How hard is it to understand the hand of God in my life?  How many times to I misunderstand the elements of my life and miss the message that He has for me?  Doubt is my enemy.  I do not take the time to examine my own life as the source of my struggles and instead, begin to wonder if the Lord has changed His mind or I have misread His directions.  I am no different than Joshua after his defeat at Ai.

Joshua said, “Ah, Lord God! Why have you brought this people across the Jordan at all, to hand us over to the Amorites so as to destroy us? Would that we had been content to settle beyond the Jordan! – Joshua 7:7 NRSV

I remember vividly the first time I heard Boney M sing By the Rivers of Babylon. I was sixteen, in Germany visiting my aunt and uncle, alone and missing my family.  My life up until that moment was used to singing songs to God in the middle of the night and crocodile tears were part of my nights ritual.  How many times I thought that God might have forgotten me.

By the rivers of Babylon – there we sat down and there we wept when we remembered Zion.  Psalm 137:1 NRSV

This is why God’s Word is so powerful.  God’s call to Jeremiah became my call to intimacy with Him.

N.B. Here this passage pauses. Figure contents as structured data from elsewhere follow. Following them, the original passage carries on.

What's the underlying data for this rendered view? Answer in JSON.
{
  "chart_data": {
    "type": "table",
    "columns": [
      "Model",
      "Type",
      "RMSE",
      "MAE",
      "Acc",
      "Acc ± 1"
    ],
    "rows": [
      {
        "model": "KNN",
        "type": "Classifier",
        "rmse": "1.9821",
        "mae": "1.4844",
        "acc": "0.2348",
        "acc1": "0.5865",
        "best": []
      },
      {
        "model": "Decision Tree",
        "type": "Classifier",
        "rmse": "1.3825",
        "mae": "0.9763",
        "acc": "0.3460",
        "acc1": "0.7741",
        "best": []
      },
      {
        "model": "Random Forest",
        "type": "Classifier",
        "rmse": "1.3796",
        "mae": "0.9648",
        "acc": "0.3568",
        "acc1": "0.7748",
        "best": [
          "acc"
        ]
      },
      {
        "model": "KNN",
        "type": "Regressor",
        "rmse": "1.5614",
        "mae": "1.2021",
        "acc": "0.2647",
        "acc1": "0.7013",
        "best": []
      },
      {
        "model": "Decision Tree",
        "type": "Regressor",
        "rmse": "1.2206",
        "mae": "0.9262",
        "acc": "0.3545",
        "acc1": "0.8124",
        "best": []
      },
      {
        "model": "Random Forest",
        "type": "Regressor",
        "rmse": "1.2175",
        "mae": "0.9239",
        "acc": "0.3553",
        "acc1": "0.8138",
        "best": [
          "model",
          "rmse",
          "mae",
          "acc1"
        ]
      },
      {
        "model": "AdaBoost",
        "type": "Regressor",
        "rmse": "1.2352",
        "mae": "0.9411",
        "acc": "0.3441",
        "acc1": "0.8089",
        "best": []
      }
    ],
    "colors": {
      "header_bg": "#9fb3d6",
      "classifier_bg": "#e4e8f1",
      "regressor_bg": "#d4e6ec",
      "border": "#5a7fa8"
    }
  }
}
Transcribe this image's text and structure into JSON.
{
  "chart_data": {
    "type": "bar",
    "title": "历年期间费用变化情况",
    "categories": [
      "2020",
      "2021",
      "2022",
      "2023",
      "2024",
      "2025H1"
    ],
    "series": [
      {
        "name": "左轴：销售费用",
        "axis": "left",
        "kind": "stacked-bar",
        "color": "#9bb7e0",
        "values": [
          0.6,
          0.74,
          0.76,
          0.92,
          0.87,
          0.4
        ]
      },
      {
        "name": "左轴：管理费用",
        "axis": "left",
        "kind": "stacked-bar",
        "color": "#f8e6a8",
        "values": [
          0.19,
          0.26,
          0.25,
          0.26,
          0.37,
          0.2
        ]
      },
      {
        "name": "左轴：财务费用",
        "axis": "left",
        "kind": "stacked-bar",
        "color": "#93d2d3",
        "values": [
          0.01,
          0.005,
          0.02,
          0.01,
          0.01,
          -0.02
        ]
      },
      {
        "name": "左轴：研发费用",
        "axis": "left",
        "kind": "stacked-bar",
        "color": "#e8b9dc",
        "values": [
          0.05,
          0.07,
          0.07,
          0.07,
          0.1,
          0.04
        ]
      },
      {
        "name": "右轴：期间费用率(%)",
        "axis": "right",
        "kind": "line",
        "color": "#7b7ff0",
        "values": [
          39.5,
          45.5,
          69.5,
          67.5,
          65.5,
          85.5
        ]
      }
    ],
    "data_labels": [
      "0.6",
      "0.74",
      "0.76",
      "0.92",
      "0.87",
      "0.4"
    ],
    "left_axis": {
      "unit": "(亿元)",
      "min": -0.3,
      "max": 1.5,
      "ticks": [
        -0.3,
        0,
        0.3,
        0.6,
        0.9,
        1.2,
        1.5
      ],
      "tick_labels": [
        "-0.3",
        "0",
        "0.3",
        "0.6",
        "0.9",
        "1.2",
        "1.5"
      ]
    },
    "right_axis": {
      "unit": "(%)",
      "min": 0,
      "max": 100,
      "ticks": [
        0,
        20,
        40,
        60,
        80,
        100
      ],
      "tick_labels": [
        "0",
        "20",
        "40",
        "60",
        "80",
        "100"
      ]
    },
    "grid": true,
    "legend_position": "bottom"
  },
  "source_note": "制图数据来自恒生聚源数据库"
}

Before I formed you in the womb I knew you, and before you were born I consecrated you; I appointed you a prophet to the nations.” – Jeremiah 1:5 NRSV

The Canaanite woman’s expression of faith became my model of perseverance and of hope.

“Yes, Lord, yet even the dogs eat the crumbs that fall from their masters’ table.” – Matthew 15:27 NRSV

Lord, I thank you for the power of Your Word in my life and for the hope that You give me in the midst of my own doubt as to Your presence in my life and to the purpose You have called me.  Without You my life would be lost.  Thank you for calling me every day to a new walk with You.  Thank you for Your grace that calls me and renews me each day to serve You.  May I offer to You today my life that You may use me to glorify Your name. Amen.